# Categorical Data

Read this link before looking at the code: https://machinelearningmastery.com/one-hot-encoding-for-categorical-data/ 

In this code demonstration, we look at categorical data. 

In general, when applying machine learning models we need data to be represented numerically. 
To transform categorical data to numerical, we can: 

1. Use Ordinal Encoding, i.e. there is a ordering in the data. 
2. One-hot-encoding, i.e. there is no ordering in the data. 
3. Dummy variable encoding, this is like one-hot-encoding but it represents C categories with C-1 binary variables. Dummy variable encoding should be used if you use a Linear Regression model. 

In [1]:
from numpy import asarray

from sklearn.preprocessing import OrdinalEncoder
from sklearn.preprocessing import OneHotEncoder

## Ordinal encoding

In [2]:
data_ordinal = asarray([['red'], ['green'], ['blue']])
print(data_ordinal)

[['red']
 ['green']
 ['blue']]


In [3]:
ordinal_encoder = OrdinalEncoder()
# Code below can be ran if you want to specify how the categories should be ran. Test the code. 
# ordinal_encoder = OrdinalEncoder(categories = [['red', 'green', 'blue']])  
result_ordinal = ordinal_encoder.fit_transform(data_ordinal)
print(result_ordinal)

[[2.]
 [1.]
 [0.]]


In [4]:
ordinal_encoder.categories_

[array(['blue', 'green', 'red'], dtype='<U5')]

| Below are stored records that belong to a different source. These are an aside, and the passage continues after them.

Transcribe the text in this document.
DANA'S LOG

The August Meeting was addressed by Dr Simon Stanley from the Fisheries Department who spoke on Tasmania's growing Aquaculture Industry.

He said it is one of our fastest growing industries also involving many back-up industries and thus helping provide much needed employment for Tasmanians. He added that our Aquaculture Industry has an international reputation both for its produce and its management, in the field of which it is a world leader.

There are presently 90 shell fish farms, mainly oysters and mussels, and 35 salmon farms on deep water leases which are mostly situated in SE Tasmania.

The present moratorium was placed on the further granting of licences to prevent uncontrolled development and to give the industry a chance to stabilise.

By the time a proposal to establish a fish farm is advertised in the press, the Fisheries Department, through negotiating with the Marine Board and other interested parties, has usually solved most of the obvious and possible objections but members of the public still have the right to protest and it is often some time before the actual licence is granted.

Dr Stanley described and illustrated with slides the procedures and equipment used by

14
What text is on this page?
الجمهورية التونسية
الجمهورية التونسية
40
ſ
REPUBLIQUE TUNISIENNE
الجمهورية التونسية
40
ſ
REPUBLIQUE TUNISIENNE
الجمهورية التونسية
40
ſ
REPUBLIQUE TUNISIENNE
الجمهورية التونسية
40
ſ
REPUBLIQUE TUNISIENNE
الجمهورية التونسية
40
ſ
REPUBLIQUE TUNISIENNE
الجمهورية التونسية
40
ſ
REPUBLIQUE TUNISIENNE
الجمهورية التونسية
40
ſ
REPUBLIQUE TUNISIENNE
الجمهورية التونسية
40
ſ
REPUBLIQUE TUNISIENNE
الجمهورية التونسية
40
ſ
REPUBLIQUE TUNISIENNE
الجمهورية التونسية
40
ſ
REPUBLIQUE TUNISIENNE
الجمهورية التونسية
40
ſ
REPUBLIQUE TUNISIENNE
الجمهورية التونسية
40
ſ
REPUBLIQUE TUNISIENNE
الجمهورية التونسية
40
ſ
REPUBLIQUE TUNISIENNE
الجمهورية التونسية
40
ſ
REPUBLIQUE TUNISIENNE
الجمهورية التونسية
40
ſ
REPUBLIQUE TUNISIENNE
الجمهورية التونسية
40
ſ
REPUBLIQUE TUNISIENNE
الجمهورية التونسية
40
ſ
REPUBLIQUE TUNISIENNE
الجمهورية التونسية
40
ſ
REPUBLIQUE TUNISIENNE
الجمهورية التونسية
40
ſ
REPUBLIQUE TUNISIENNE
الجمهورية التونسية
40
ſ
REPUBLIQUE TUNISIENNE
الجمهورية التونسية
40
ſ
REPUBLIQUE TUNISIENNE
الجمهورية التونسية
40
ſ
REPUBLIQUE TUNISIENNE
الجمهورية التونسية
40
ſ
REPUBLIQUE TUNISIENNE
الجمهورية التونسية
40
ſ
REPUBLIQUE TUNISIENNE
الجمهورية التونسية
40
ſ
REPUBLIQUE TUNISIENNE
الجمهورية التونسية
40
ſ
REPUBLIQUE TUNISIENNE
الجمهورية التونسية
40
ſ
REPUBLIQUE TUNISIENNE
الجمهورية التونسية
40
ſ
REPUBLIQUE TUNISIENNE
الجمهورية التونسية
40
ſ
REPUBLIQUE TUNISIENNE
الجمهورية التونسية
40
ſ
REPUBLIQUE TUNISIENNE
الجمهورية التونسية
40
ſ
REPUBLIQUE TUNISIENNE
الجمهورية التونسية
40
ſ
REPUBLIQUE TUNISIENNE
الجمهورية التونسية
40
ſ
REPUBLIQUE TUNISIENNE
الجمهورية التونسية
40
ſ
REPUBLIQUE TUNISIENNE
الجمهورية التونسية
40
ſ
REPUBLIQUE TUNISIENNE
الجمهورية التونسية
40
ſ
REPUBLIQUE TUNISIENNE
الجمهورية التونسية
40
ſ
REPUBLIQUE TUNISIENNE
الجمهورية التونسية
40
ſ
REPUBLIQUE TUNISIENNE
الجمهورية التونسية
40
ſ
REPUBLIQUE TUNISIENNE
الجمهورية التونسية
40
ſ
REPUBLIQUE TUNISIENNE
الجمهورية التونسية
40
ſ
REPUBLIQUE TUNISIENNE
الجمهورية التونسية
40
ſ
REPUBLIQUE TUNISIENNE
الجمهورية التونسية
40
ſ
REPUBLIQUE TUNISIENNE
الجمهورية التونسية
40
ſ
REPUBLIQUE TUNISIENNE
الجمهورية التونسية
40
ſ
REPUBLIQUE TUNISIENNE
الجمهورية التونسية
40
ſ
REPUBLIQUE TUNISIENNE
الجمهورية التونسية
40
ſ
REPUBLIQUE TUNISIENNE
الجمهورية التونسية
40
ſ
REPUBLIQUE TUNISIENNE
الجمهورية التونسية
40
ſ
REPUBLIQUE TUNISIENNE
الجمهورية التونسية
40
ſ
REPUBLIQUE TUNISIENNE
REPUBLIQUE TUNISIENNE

## Categorical data: one-hot encoding

In [5]:
data_categorical = asarray([['red'], ['green'], ['blue']])
print(data_categorical)

[['red']
 ['green']
 ['blue']]


In [6]:
onehot_encoder = OneHotEncoder(sparse=False)
# Code below can be ran if you want to specify how the categories should be ran. Test the code. 
# onehot_encoder = OneHotEncoder(sparse=False, categories = [['red', 'green', 'blue']])  

result_onehot = onehot_encoder.fit_transform(data_categorical)
print(result_onehot)

[[0. 0. 1.]
 [0. 1. 0.]
 [1. 0. 0.]]


In [7]:
onehot_encoder.categories_

[array(['blue', 'green', 'red'], dtype='<U5')]

## Categorical data: dummy encoding

In [8]:
data_categorical = asarray([['red'], ['green'], ['blue']])
print(data_categorical)

[['red']
 ['green']
 ['blue']]


In [9]:
dummy_encoder = OneHotEncoder(sparse=False, drop='first')
# Code below can be ran if you want to specify how the categories should be ran. Test the code. 
# dummy_encoder = OneHotEncoder(sparse=False, drop='first', categories = [['red', 'green', 'blue']])  

result_dummy = dummy_encoder.fit_transform(data_categorical)
print(result_dummy)

[[0. 1.]
 [1. 0.]
 [0. 0.]]


In [10]:
dummy_encoder.categories_

[array(['blue', 'green', 'red'], dtype='<U5')]